Count inversions

This problem was asked by Google.

We can determine how “out of order” an array A is by counting the number of inversions it has. Two elements A[i] and A[j] form an inversion if A[i] > A[j] but i < j. That is, a smaller element appears after a larger element.

Given an array, count the number of inversions it has. Do this faster than O(N^2) time.

You may assume each element in the array is distinct.

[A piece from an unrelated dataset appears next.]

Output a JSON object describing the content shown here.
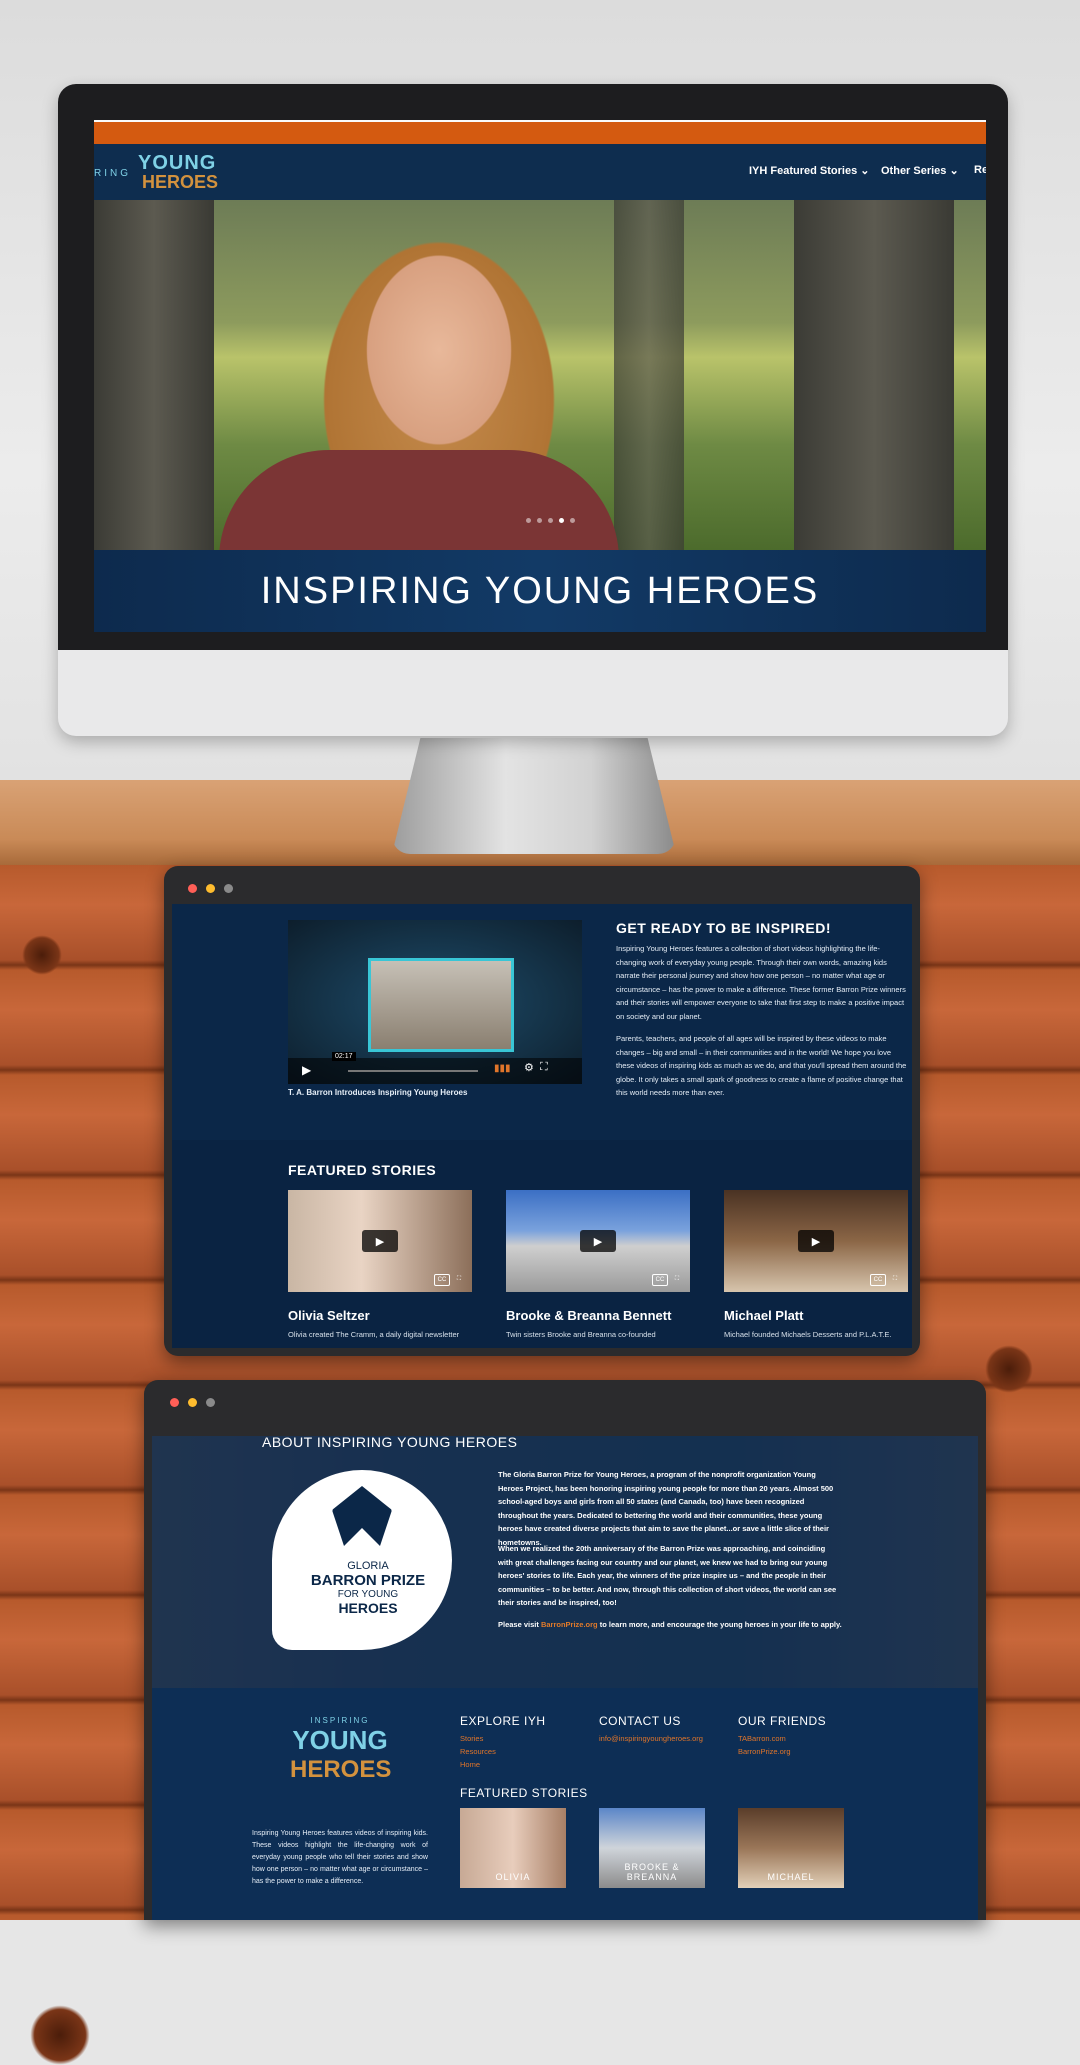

For example, a sorted list has zero inversions. The array [2, 4, 1, 3, 5] has three inversions: (2, 1), (4, 1), and (4, 3). The array [5, 4, 3, 2, 1] has ten inversions: every distinct pair forms an inversion.

My Solution(Python):

def mergeSort(A):
    n = len(A)
    if n<=1:
        return  A
    l = A[:n//2]
    r = A[n//2:]
    return mergeAndCount(mergeSort(l), mergeSort(r))

def mergeAndCount(l, r):
    global count
    i=0
    j=0
    sorted = []
    while i<len(l) and j<len(r):
        if l[i]<r[j]:
            sorted.append(l[i])
            i+=1
        else:
            sorted.append(r[j])
            j+=1
            count += (len(l)- i) #because all elements to the right of i in L will be inverted.
    sorted.extend(l[i:])
    sorted.extend(r[j:])
    return sorted

count = 0
A = [2, 4, 1, 3, 5]
print(mergeSort(A))
print(count)

count = 0
A = [5, 4, 3, 2, 1]
print(mergeSort(A))
print(count)